There's a bit of excitement when the rumor spreads at the Union Gospel Mission that the evening meal might feature chicken or barbeque or tri-tip [The tri-tip rumor turned out to be a false one, spread by a prankster on staff]. Likewise, when the free lunches at Loaves & Fishes break from the ordinary that sparks discussion in Friendship Park.
A homeless adult Sacramentan will eat OK, just from the free meals that Loaves & Fishes and Union Gospel Mission* provide every day. There are many other places, as well, that provide food or distribute food to homeless or poor people in greater Sacramento. A broke Sacramento adult or child can find sustenance. It's out there.

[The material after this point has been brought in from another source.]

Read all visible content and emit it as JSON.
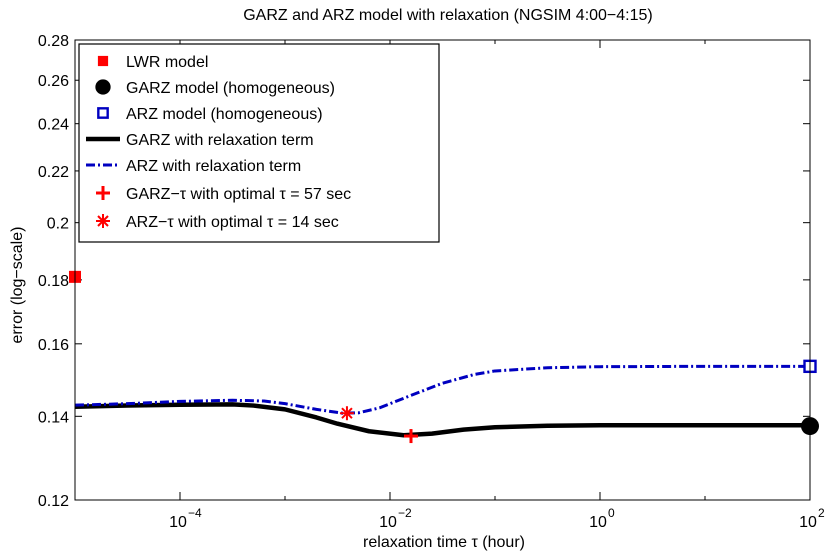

One thing lacking in the central-Sacramento homeless diet is adequate servings of vegetables. While there is usually one vegetable with each meal at L&F and UGM, it is usually lettuce with thin shards of carrot, maybe a bit of cabbage, and dressing. Fresh fruit is commonly available, however. From recent meals, I've had bananas, mangos and strawberry-peach compote at UGM and oranges, peaches and plums in L&F's diningroom.
Loaves and Fishes gathers a huge assortment of desserts and pastries that visitors to Friendship Park there enjoy with their coffee in the morning. [It's more than a guess that these are day-old, or expired, baked goods from Safeway or local bakeries.] UGM serves its sheltered men breakfasts of eggs, sausages and toast and/or the really big muffins that I've seen on sale at Raley's. [Poppyseed, corn, chocolate and blueberry comprise the usual selection of muffins.] Also, the desserts with the UGM evening meal are usually excellent. Usually they serve cake or pies from bakeries that didn't sell when they were optimally fresh.
In addition to all the food I've described, many homeless -- including me -- receive food stamps they can use through a special ATM card that the Department of Human Assistance makes available to eligible adults.
Use of these food credits is very restricted -- no tobacco or alcohol can be purchase with them, of course, for example. And with their use comes an exemption from any sales tax.
A person can use food stamps to buy unprepared food, but not restaurant or otherwise-prepared food -- which creates some ironies. One thing you cannot buy at convenience stores is hot coffee, but you can buy a cold $2.79 bottle of Starbucks Frappachino there. You can't buy a one-dollar McDonald's double-cheeseburger, but you can buy a three-dollar packaged ham-and-chedder sandwich at Rite Aid. You can buy a packaged, prepared salad at Safeway or Trader Joe's, but not something similar at Wendy's.
Also, a bit of a curiosity is that homeless people cannot make use of those fake grocery-card club discounts. Without a home, you can't complete the club membership application so you can't get the generous discounts that come with most items.
Being homeless, we often find food given to us is past its expiration date. [This is often safe. Properly refrigerated milk should last five to seven day past it date before becoming blinky.] L&F has given us bottles of Gatoraid nearly a year past the expiration date. [Was the date a misprint and is that why the bottles were not saleable? or does a very old bottle of Gatoraid merely lose some of its oomph yet remain safely drinkable? or should the item not be consumed!?] Similarly, at UGM, we recently got small bags of potato chips two months past their expiration date; they were noticably stale, but still enjoyable.
O, to be homeless. And to dream of pizza, made to order, with mounds of stuff, piled high.
* The mission provides a meal to any adults who attend their evening church service. Men who are staying in the mission's shelter also get breakfast the following morning. Loaves & Fishes serves lunch every day of the year except Thanksgiving Day.